Dieser Logik folgend, gliedert sich das Privatrecht in das Allgemeine Privatrecht und das Sonderprivatrecht (auch: sonstiges Privatrecht). Während das Bürgerliche Recht grundlegende Regeln über Personen, Sachen und Schuldverhältnisse (in der Schweiz: Obligationen) zusammenfasst, ist das Sonderprivatrecht – gelegentlich auch als Wirtschaftsprivatrecht bezeichnet – weitgehend eigenständig kodifiziert, etwa im Handels-, Arbeits-, Miet- oder Wettbewerbsrecht.

In der Rechtswissenschaft steht das Privatrecht neben dem öffentlichen Recht, wobei letzteres das Strafrecht mit umfasst (vgl. Abgrenzung des öffentlichen zum Privatrecht). Das Privatrecht geht für seinen Grundsatz der Privatautonomie von der Freiheit des Willens aus, Voraussetzung für den Einzelnen, mit anderen in Rechtsbeziehungen treten zu können oder auch darauf zu verzichten. Einschränkungen kann die Umsetzung des freien Willens durch Monopole oder die Finanzmacht Einzelner erfahren. Der staatliche Einfluss nimmt grundsätzlich keinen Einfluss auf die privatautonome Ausgestaltung.

Allgemeines Privatrecht

Geschichtlicher Kurzabriss

Recht, Rechtsordnung und Rechtsbefugnisse waren Bestandteil des römischen Rechts, ohne dass zwischen einem privaten Recht (ius privatum) und einem öffentlichen Recht (ius publicum) explizit unterschieden worden wäre. Dazu fehlte es an einer Theorie der Allgemeinbegriffe des Rechts. Sie wurde weder in der Anfangszeit, noch zu Hochzeiten der juristischen Entwicklung in der (Vor-)Klassik oder in der Spät- und Endphase des Römischen Reichs entwickelt. Es entwickelte sich früh ein mehrschichtiges Privatrecht, das aus ius civile, ius honorarium und ius gentium bestand und das im Rahmen von Modernisierungen bis auf das ius civile zurückgebaut wurde. Die Juristenschriften äußern sich mit den Begriffen mos maiorum, ius, iustitia[1] oder iuris prudentia. Griechische Einflüsse – insbesondere der Stoa – lieferten den philosophischen Unterbau. Im Privatrecht unterstrichen iustum (Rechtseinklang), legitimum (Übereinstimmung mit dem Volksgesetz) und aequitas (Gerechtigkeit) das Rechtsgefühl.[2]
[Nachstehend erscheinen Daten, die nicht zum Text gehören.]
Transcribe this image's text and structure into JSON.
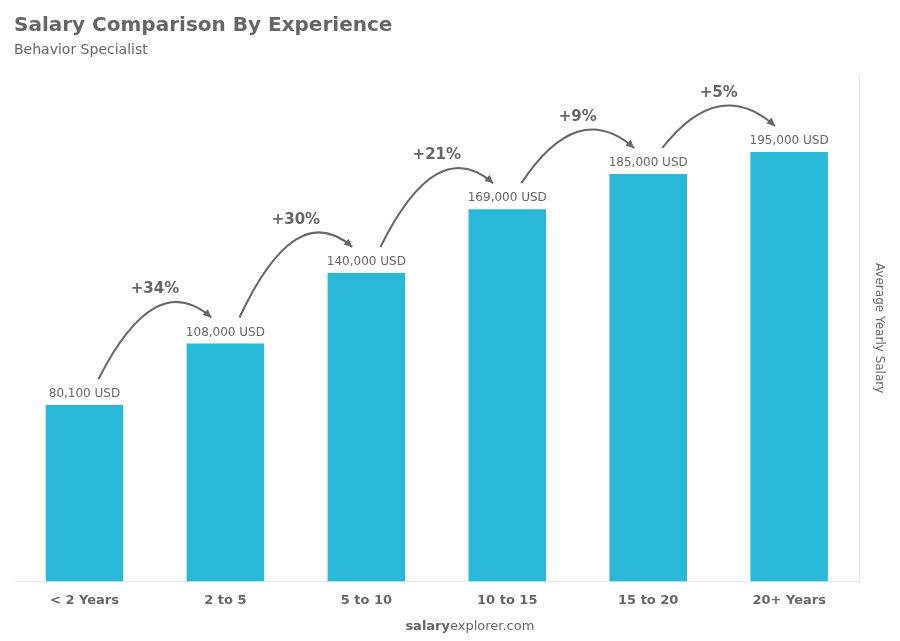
{
  "chart_data": {
    "type": "bar",
    "title": "Salary Comparison By Experience",
    "subtitle": "Behavior Specialist",
    "categories": [
      "< 2 Years",
      "2 to 5",
      "5 to 10",
      "10 to 15",
      "15 to 20",
      "20+ Years"
    ],
    "values": [
      80100,
      108000,
      140000,
      169000,
      185000,
      195000
    ],
    "value_labels": [
      "80,100 USD",
      "108,000 USD",
      "140,000 USD",
      "169,000 USD",
      "185,000 USD",
      "195,000 USD"
    ],
    "data_labels": true,
    "annotations": [
      "+34%",
      "+30%",
      "+21%",
      "+9%",
      "+5%"
    ],
    "ylabel": "Average Yearly Salary",
    "footer": [
      "salary",
      "explorer.com"
    ],
    "color": "#2ab8d8",
    "ylim": [
      0,
      230000
    ],
    "grid": false,
    "tick_labels": "x"
  }
}
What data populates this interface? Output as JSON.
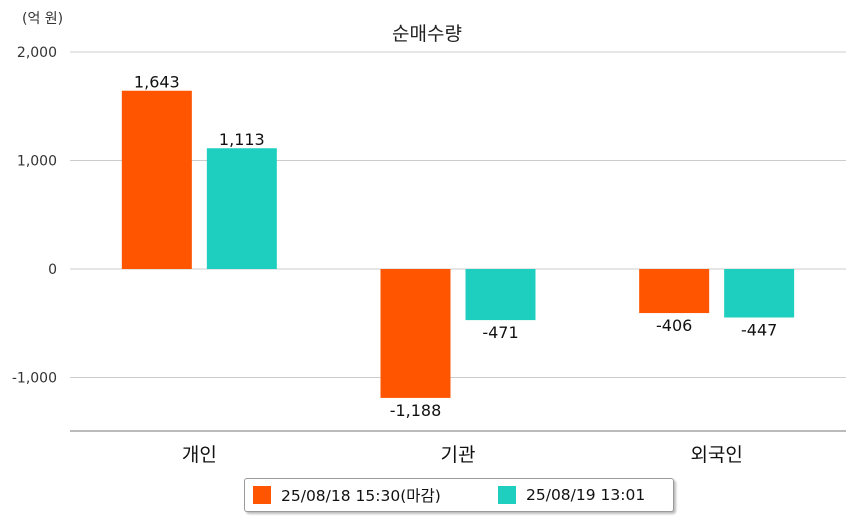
{
  "chart_data": {
    "type": "bar",
    "title": "순매수량",
    "unit": "(억 원)",
    "categories": [
      "개인",
      "기관",
      "외국인"
    ],
    "series": [
      {
        "name": "25/08/18 15:30(마감)",
        "color": "#ff5500",
        "values": [
          1643,
          -1188,
          -406
        ]
      },
      {
        "name": "25/08/19 13:01",
        "color": "#1ecfc0",
        "values": [
          1113,
          -471,
          -447
        ]
      }
    ],
    "ylim": [
      -1500,
      2000
    ],
    "yticks": [
      -1000,
      0,
      1000,
      2000
    ],
    "grid": true,
    "legend_position": "bottom"
  }
}
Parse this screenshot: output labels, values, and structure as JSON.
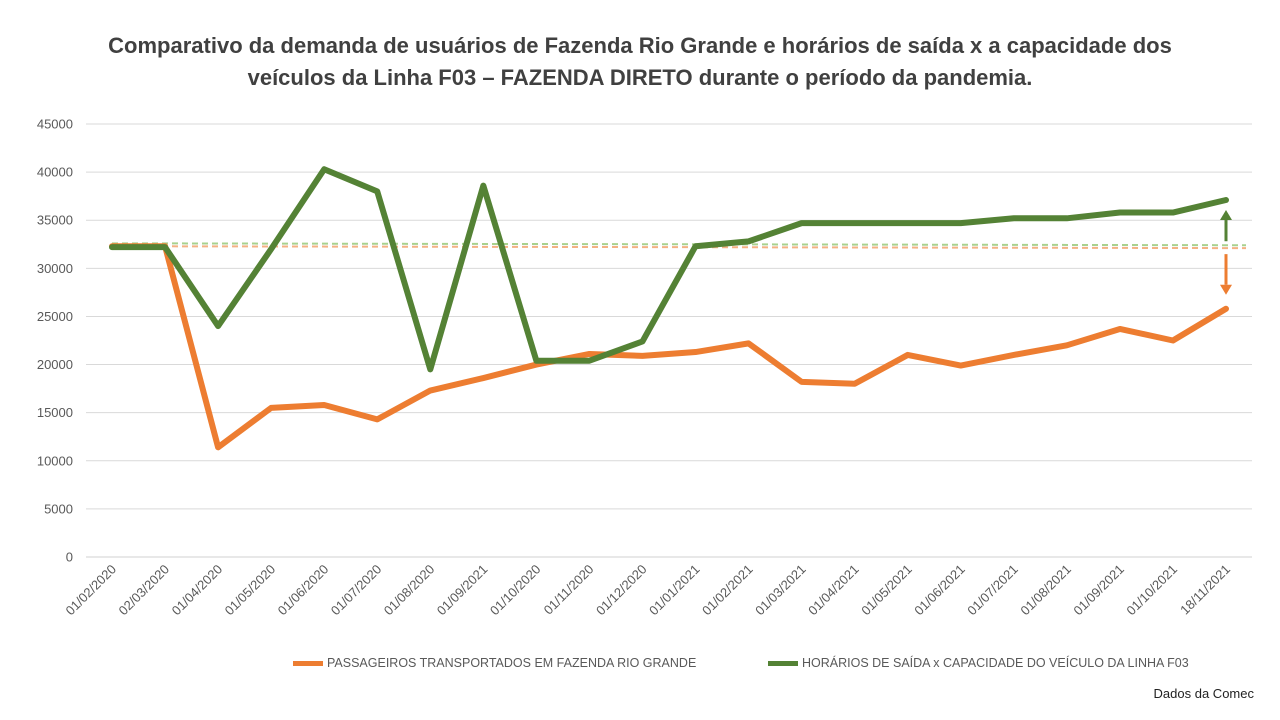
{
  "chart_data": {
    "type": "line",
    "title_line1": "Comparativo da demanda de usuários de Fazenda Rio Grande e horários de saída x a capacidade dos",
    "title_line2": "veículos da Linha F03 – FAZENDA DIRETO durante o período da pandemia.",
    "categories": [
      "01/02/2020",
      "02/03/2020",
      "01/04/2020",
      "01/05/2020",
      "01/06/2020",
      "01/07/2020",
      "01/08/2020",
      "01/09/2021",
      "01/10/2020",
      "01/11/2020",
      "01/12/2020",
      "01/01/2021",
      "01/02/2021",
      "01/03/2021",
      "01/04/2021",
      "01/05/2021",
      "01/06/2021",
      "01/07/2021",
      "01/08/2021",
      "01/09/2021",
      "01/10/2021",
      "18/11/2021"
    ],
    "ylim": [
      0,
      45000
    ],
    "y_ticks": [
      "0",
      "5000",
      "10000",
      "15000",
      "20000",
      "25000",
      "30000",
      "35000",
      "40000",
      "45000"
    ],
    "grid": true,
    "legend_position": "bottom",
    "series": [
      {
        "name": "PASSAGEIROS TRANSPORTADOS EM FAZENDA RIO GRANDE",
        "color": "#ED7D31",
        "values": [
          32300,
          32300,
          11400,
          15500,
          15800,
          14300,
          17300,
          18600,
          20000,
          21100,
          20900,
          21300,
          22200,
          18200,
          18000,
          21000,
          19900,
          21000,
          22000,
          23700,
          22500,
          25800
        ],
        "trend": [
          32300,
          32100
        ]
      },
      {
        "name": "HORÁRIOS DE SAÍDA x CAPACIDADE DO VEÍCULO DA LINHA F03",
        "color": "#548235",
        "values": [
          32200,
          32200,
          24000,
          32000,
          40300,
          38000,
          19500,
          38600,
          20400,
          20400,
          22400,
          32300,
          32800,
          34700,
          34700,
          34700,
          34700,
          35200,
          35200,
          35800,
          35800,
          37100
        ],
        "trend": [
          32600,
          32400
        ]
      }
    ],
    "arrow_up_color": "#548235",
    "arrow_down_color": "#ED7D31"
  },
  "source_note": "Dados da Comec"
}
Die Rechtsmaterien wurden im Laufe der der römischen Rechtsepochen und seiner Rezeptionsgeschichte (Rechtsgeschichte) unterschiedlich gefasst. Das nachbehandelte Institutionensystem folgte dem Schema der Unterscheidung zwischen Personen- und Familienrecht (personae), Vermögensrecht (res) und Prozessrecht (actiones). Das Pandektensystem gliedert sich in einen fünfteiligen Apparat.

Gliederung nach dem Pandektensystem

Einteilung des Bürgerlichen Rechtes (Zivilrecht) nach dem Pandektensystem

Die Gliederung nach dem Pandektensystem, begrifflich hergeleitet aus den römischrechtlichen Pandekten (auch Digesten), teilt das Zivilrecht in fünf (beziehungsweise sechs, mit eigenständigem Personenrecht) Teilbereiche ein: Allgemeiner Teil (in der Regel mit Personenrecht), Schuldrecht, Sachenrecht, Erbrecht, Familienrecht. Diesem pandektistischen Schema folgen das deutsche Bürgerliche Gesetzbuch (BGB) und das schweizerische Zivilgesetzbuch (ZGB).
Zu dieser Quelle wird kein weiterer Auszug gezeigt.